Can investment in pumped hydro make Tasmania the “battery of Australia”?
Posted 27 April 2017
A Federal Government study into expanding the Tasmanian pumped hydro system to serve as the “battery of Australia” is being met with some scepticism.
Prime Minister Malcolm Turnbull announced a $2.5 million feasibility study to assess several new pumped hydro energy storage schemes that could double the capacity of Hydro Tasmania.
“There is an opportunity here for Tasmania to play an even bigger part in ensuring that Australians have reliable and affordable energy
and, of course, that we meet our emissions reduction targets,” Turnbull said.
The study will determine the feasibility of four large projects: Mersey Forth-1, Mersey Forth-2, Great Lake and Lake Burbury. Each has a capacity of between 500MW to 700MW.
The study, to be carried out by the Australian Renewable Energy Agency (ARENA) and Hydro Tasmania, will also consider an alternative of nine small scale sites totalling 500MW, as well as the expansion of the Tarraleah and Gordon Power Stations.
Turnbull said that by delivering up to 2500MW of storage capacity for the National Electricity Market, the expansion could see Tasmania serve as a “battery for Australia”.
“What we're seeing across the electricity market is traditional thermal power stations, base load power stations running 24 hours a day, and generating power in the middle of the night when there is not a lot of demand,” he said.
“You've also got wind farms generating a lot of power in the middle of the night, and sometimes in a state like South Australia, where they have a lot of wind, the price can actually go into negative territory because there is so much energy being generated by wind.
“This is where pumped hydro can constitute a very good base load customer
... What that would enable Hydro Tasmania to do with the pump storage capacity is when energy is cheap, it’s literally just to pump it back up the hill.”

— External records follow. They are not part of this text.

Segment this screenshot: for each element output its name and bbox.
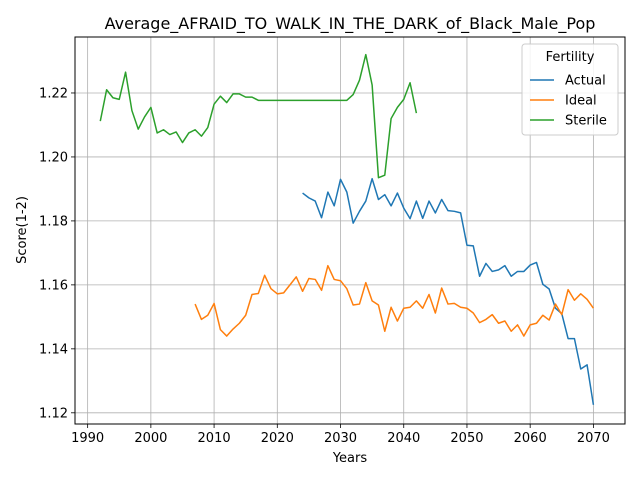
x-tick-label: 2050 [450,431,483,446]
x-tick-label: 2070 [577,431,610,446]
legend-entry-ideal: Ideal [565,94,597,109]
legend: Fertility Actual Ideal Sterile [521,43,619,136]
y-tick-label: 1.12 [39,406,68,421]
chart-title: Average_AFRAID_TO_WALK_IN_THE_DARK_of_Bl… [105,14,596,34]
y-tick-label: 1.18 [39,214,68,229]
x-tick-label: 2000 [134,431,167,446]
legend-entry-actual: Actual [565,74,606,89]
legend-entry-sterile: Sterile [565,114,607,129]
legend-box [521,43,619,136]
y-axis: 1.12 1.14 1.16 1.18 1.20 1.22 [39,86,75,421]
x-tick-label: 2010 [198,431,231,446]
x-axis: 1990 2000 2010 2020 2030 2040 2050 2060 2070 [71,424,610,446]
y-tick-label: 1.16 [39,278,68,293]
y-tick-label: 1.20 [39,150,68,165]
series-line-actual [302,177,595,405]
y-tick-label: 1.14 [39,342,68,357]
y-tick-label: 1.22 [39,86,68,101]
x-tick-label: 1990 [71,431,104,446]
x-tick-label: 2040 [387,431,420,446]
series-line-ideal [194,264,595,337]
series-line-sterile [99,53,418,179]
x-tick-label: 2060 [514,431,547,446]
plot-frame [74,36,626,425]
x-tick-label: 2020 [261,431,294,446]
x-tick-label: 2030 [324,431,357,446]
legend-title: Fertility [546,50,595,65]
series-lines [99,53,595,405]
y-axis-label: Score(1-2) [15,196,30,264]
x-axis-label: Years [332,451,368,466]
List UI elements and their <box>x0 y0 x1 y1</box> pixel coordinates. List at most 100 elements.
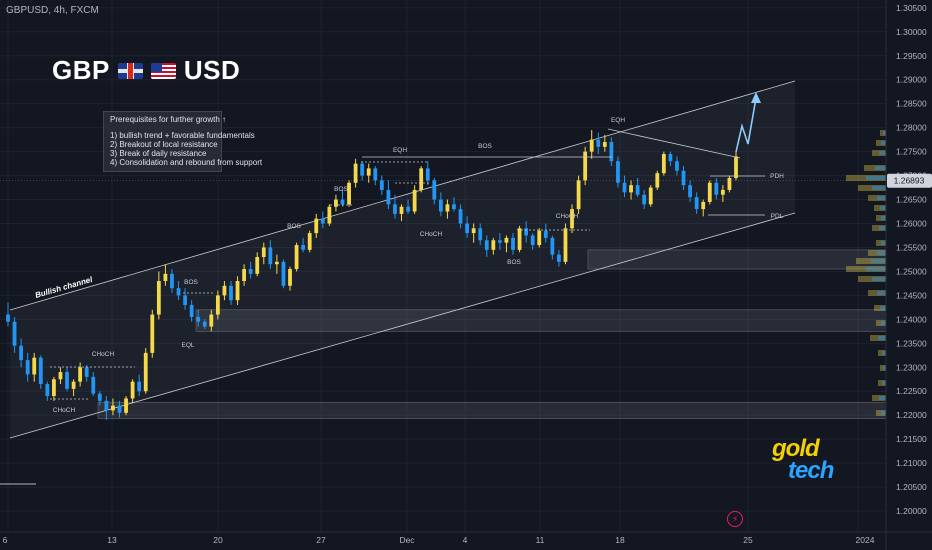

But environmental educator and member of the Climate Tasmania advisory body Chris Harries has raised concerns about the proposal.
“A hotted-up Tasmanian power system would not generate any more hydro renewable energy than it does; it would simply be turned into a buffer, importing power so as to release it later on at peak times,” he wrote in an opinion piece
“It’s a way of storing coal-fired power but labelling it as clean hydro power. In the absence of truly massive investment in renewable energy generation, there is no way the Snowy and Tasmanian hydro electric systems
can absorb the amounts of power being purported unless that power is coal generated.”
The feasibility study announcement coincided with the release of a study into building a second electricity cable (2IC) linking Tasmania with the mainland.
The report by Dr John Tamblyn
found there were limited scenarios where a second cable – costing $1 billion in capital and $16.7 million in annual operation and maintenance costs – would be commercially viable.
“While a 2IC would be capable of delivering material benefits to the NEM and Tasmania, those benefits would need to outweigh the substantial capital and operating costs by a significant margin,” Tamblyn said.
But CEO of Hydro Tasmania Steve Davy said “to fully utilise that extra hydro capacity, we would require more connection with the mainland”.